What that tells me is we actually need to improve cancer screening among all populations. The populations that are most at risk are those that are underserved, low-income populations. These are the ones that not only are least likely to be screened, but also the ones in whom paid sick leave can actually make the biggest difference.

Elizabeth: Right, and who are also most unlikely to have it. They note in this article that nearly 30% of our nation's workforce lacks paid sick leave coverage.

Rick: In fact, I was unaware that we're one of only two developed countries that doesn't have paid sick leave. Within the U.S., there are about 17 different states or counties, 18 cities, that mandate paid sick leave. Then there are 18 states that actually prevent municipalities from doing that.

Elizabeth: It also occurs to me, of course, that if we take a look at even costs to the healthcare system, the benefits of early detection that we achieve by screening are clearly less expensive to the system than having somebody present with a fulminant cancer.

Rick: Absolutely. We're saving costs as well as saving lives.

Elizabeth: Let's go to your last one and -- talk about saving lives -- that looks at, can we integrate alcohol-related prevention and treatment into primary care? That's in JAMA Internal Medicine.

Rick: About 20% to 25% of U.S. adults drink alcohol at an unhealthy level and about 14% have an alcohol use disorder where it actually impairs their daily activity. Since most individuals will see a primary care physician, it makes sense that we could potentially screen for this, and if the screen shows positive, we introduce brief interventions at the physician's office that have been shown to be effective, and then importantly, for those that have the most severe alcohol use disorders, refer them for more serious treatment.

These investigators assessed the ability to do that. This was done at 22 primary care practices in an integrated health system in Washington State over a 3-year period.
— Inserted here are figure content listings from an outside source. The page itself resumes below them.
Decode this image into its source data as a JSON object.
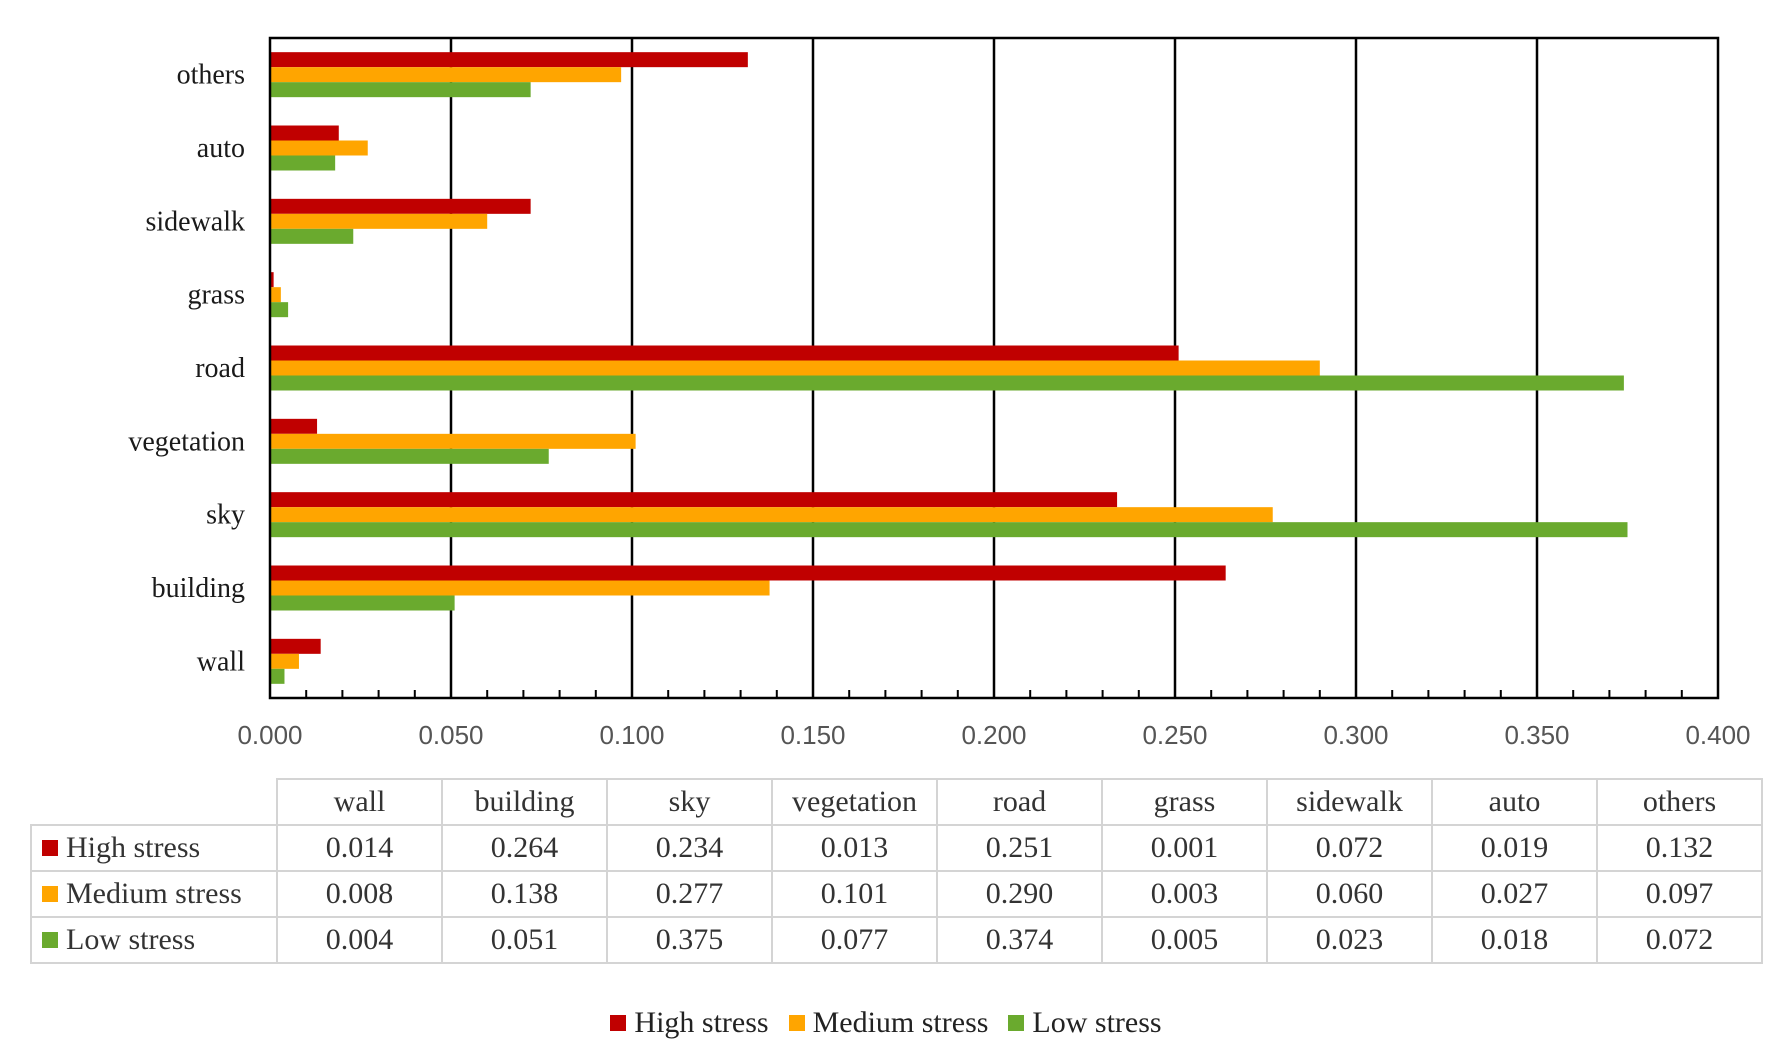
{
  "chart_data": {
    "type": "bar",
    "orientation": "horizontal",
    "categories": [
      "wall",
      "building",
      "sky",
      "vegetation",
      "road",
      "grass",
      "sidewalk",
      "auto",
      "others"
    ],
    "series": [
      {
        "name": "High stress",
        "color": "#c00000",
        "values": [
          0.014,
          0.264,
          0.234,
          0.013,
          0.251,
          0.001,
          0.072,
          0.019,
          0.132
        ]
      },
      {
        "name": "Medium stress",
        "color": "#ffa500",
        "values": [
          0.008,
          0.138,
          0.277,
          0.101,
          0.29,
          0.003,
          0.06,
          0.027,
          0.097
        ]
      },
      {
        "name": "Low stress",
        "color": "#6aaa2e",
        "values": [
          0.004,
          0.051,
          0.375,
          0.077,
          0.374,
          0.005,
          0.023,
          0.018,
          0.072
        ]
      }
    ],
    "xlim": [
      0,
      0.4
    ],
    "xticks": [
      "0.000",
      "0.050",
      "0.100",
      "0.150",
      "0.200",
      "0.250",
      "0.300",
      "0.350",
      "0.400"
    ],
    "grid": true,
    "legend": "bottom",
    "data_table": {
      "rows": [
        {
          "series": "High stress",
          "values": [
            "0.014",
            "0.264",
            "0.234",
            "0.013",
            "0.251",
            "0.001",
            "0.072",
            "0.019",
            "0.132"
          ]
        },
        {
          "series": "Medium stress",
          "values": [
            "0.008",
            "0.138",
            "0.277",
            "0.101",
            "0.290",
            "0.003",
            "0.060",
            "0.027",
            "0.097"
          ]
        },
        {
          "series": "Low stress",
          "values": [
            "0.004",
            "0.051",
            "0.375",
            "0.077",
            "0.374",
            "0.005",
            "0.023",
            "0.018",
            "0.072"
          ]
        }
      ]
    }
  }
}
When they looked at almost 335,000 patients who visited their primary care physician, the number of individuals that were screened went up substantially, from about 20% to about 83%. Those that were introduced to brief intervention also increased substantially, about 4- to 5-fold.

But then when they looked at treatment initiation for those that had the worst alcohol use disorder, surprisingly it really didn't have any benefit at all. A very intensive attempt to increase screening, addressing this in the doctor's office, which they did, but in terms of long-term treatment it really wasn't very successful.

Elizabeth: Of course, this is just such a thorny problem and also one that's so incredibly common. The strategy of trying to intervene in a primary care setting where people are already going there for other issues just makes a lot of sense to me. How would you change it so that it would actually have an impact on people who have the most severe problems?

Rick: Elizabeth, that's a great question. How do you get individuals plugged in and having effective treatment for the most severe alcohol use disorders?

One of the things the study doesn't show is, it doesn't show where we fall down there. Were people referred and didn't go? Do they go and not continue? We know that there are some medications that can be very helpful, and were medications prescribed? I think taking this study to show how we might more beneficially treat those with the most severe alcohol use disorders is probably the next step.

Elizabeth: On that note then, that's a look at this week's medical headlines from Texas Tech. I'm Elizabeth Tracey.

Rick: And I'm Rick Lange. Y'all listen up and make healthy choices.